For a better browsing experience please switch your browser out of compatability mode.
U.S. Paralympics

U.S. Paralympics

Ann Cody named to PyeongChang 2018 Coordination Commission

By Traci Hendrix | March 11, 2013, 10 a.m. (ET)

The International Olympic and Paralympic Committees are constantly aiming to further the Paralympic Movement around the world. Last week, their commitment showed again when the IOC appointed three-time U.S. Paralympian Ann Cody, a member-at-large on the IPC governing board, to the PyeongChang 2018 Coordination Commission.

She is the only Paralympic representative on the commission, which includes IOC member Angela Ruggiero, a retired four-time U.S. Olympian in ice hockey.

Recently, Cody served on the evaluation commission for the 2018 Olympic and Paralympic Winter Games, which was awarded to PyeongChang, Korea, in 2011. As a part of the evaluation commission, she visited the bidding cities (Munich, Germany, Annecy, France and PyeongChang, Korea) and reported on her findings. She made sure there was representation of the Paralympic Movement in the process of awarding the Games.

“Being on the evaluation commission has allowed me to bring some institutional memory. I was present for the bids and was able to ensure the commitment to the Paralympics was being filled at all angles,” Cody said of her role in her new appointment.

Like the evaluation commission, the coordination commission is IOC driven, so Cody’s involvement is vital for Paralympic Movement and its integration with the Olympic Movement. The two movements are separate but parallel.

One of her top priorities with coordination commission is to ensure the accessibility of the Paralympic Winter Games, and implement general functionality, to provide the best possible experience for athletes.

While accessibility is a top priority, the commission is also trying to put Paralympic awareness in the forefront.

“The biggest improvement with the Paralympics is in broadcasting,” said Cody, who is the vice-chair of the United States Olympic Committee’s Paralympic Advisory Committee. “We've increased the people it reached and the number of rights holders, which is very positive because it boosts the number of viewers.

“The London 2012 Paralympics furthered the exposure with its strong broadcasting. The information spread about the Games, how to get tickets and fans were able to get to know athletes, ultimately familiarizing the population with Paralympics and increasing viewers’ support.”

Cody believes a comfortable atmosphere as well as solid support from viewers and fans is what drives athletes to perform their best.

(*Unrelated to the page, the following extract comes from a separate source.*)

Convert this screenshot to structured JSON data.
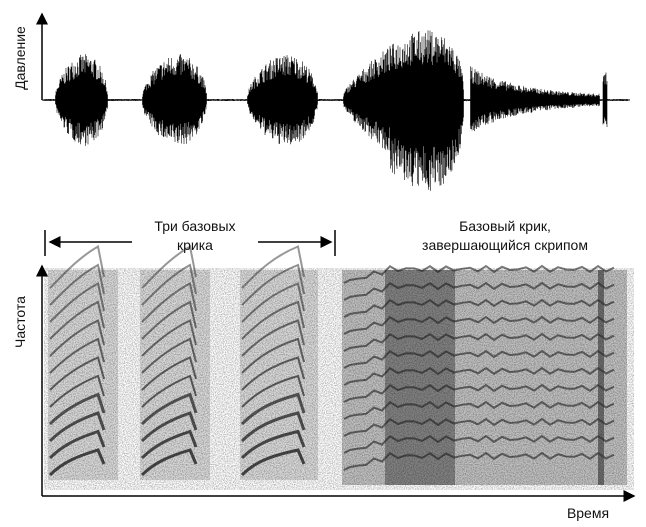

After competing in three Paralympic Games (1984 in wheelchair basketball and 1988 and 1992 in track and field), Cody understands athlete perspective and will include that insight in her work for the coordination commission. 

“I can give a 360 degree reference point from having competed in the Games, working for the IPC and my involvement with the advisory committee," she said. "I want to be as helpful and relevant as possible in order to make things go smoothly."

She is also a key player in U.S. international affairs from her extensive experience with BlazeSports' governmental and international programs.

Cody is the only person with a physical disability to serve on the coordination commission. She aims to utilize her unique expertise with Paralympic sport, as an athlete and leader, to assure an efficient and well-organized PyeongChang 2018 Paralympic Winter Games that leaves a lasting impression across the world.

The Sochi 2014 Paralympic Winter Games, March 7-16, 2014, in Sochi, Russia, aims to be the largest Winter Games on record, with nearly 700 athletes competing in 72 medal events. PyeongChang already hopes to surpass that.

Cody, the highest ranking female in the Paralympic Movement, served as the venue director for the Atlanta 1996 Paralympic Organizing Committee. She has been a vital member of the Atlanta 1996 Paralympic Games’ legacy organization, BlazeSports, since its beginning. Cody volunteered with BlazeSports, a Paralympic Sport Club, and was promoted to director of policy and global outreach in 2007.

“My roles consist of a combination of skills with all members,” said Cody. “Every member brings expertise to reach all resources, and we all try to focus on Paralympic promotion using our knowledge and backgrounds.”

Since being involved with BlazeSports, Cody has also been busy as a member of the 10 elected IPC Governing Board members.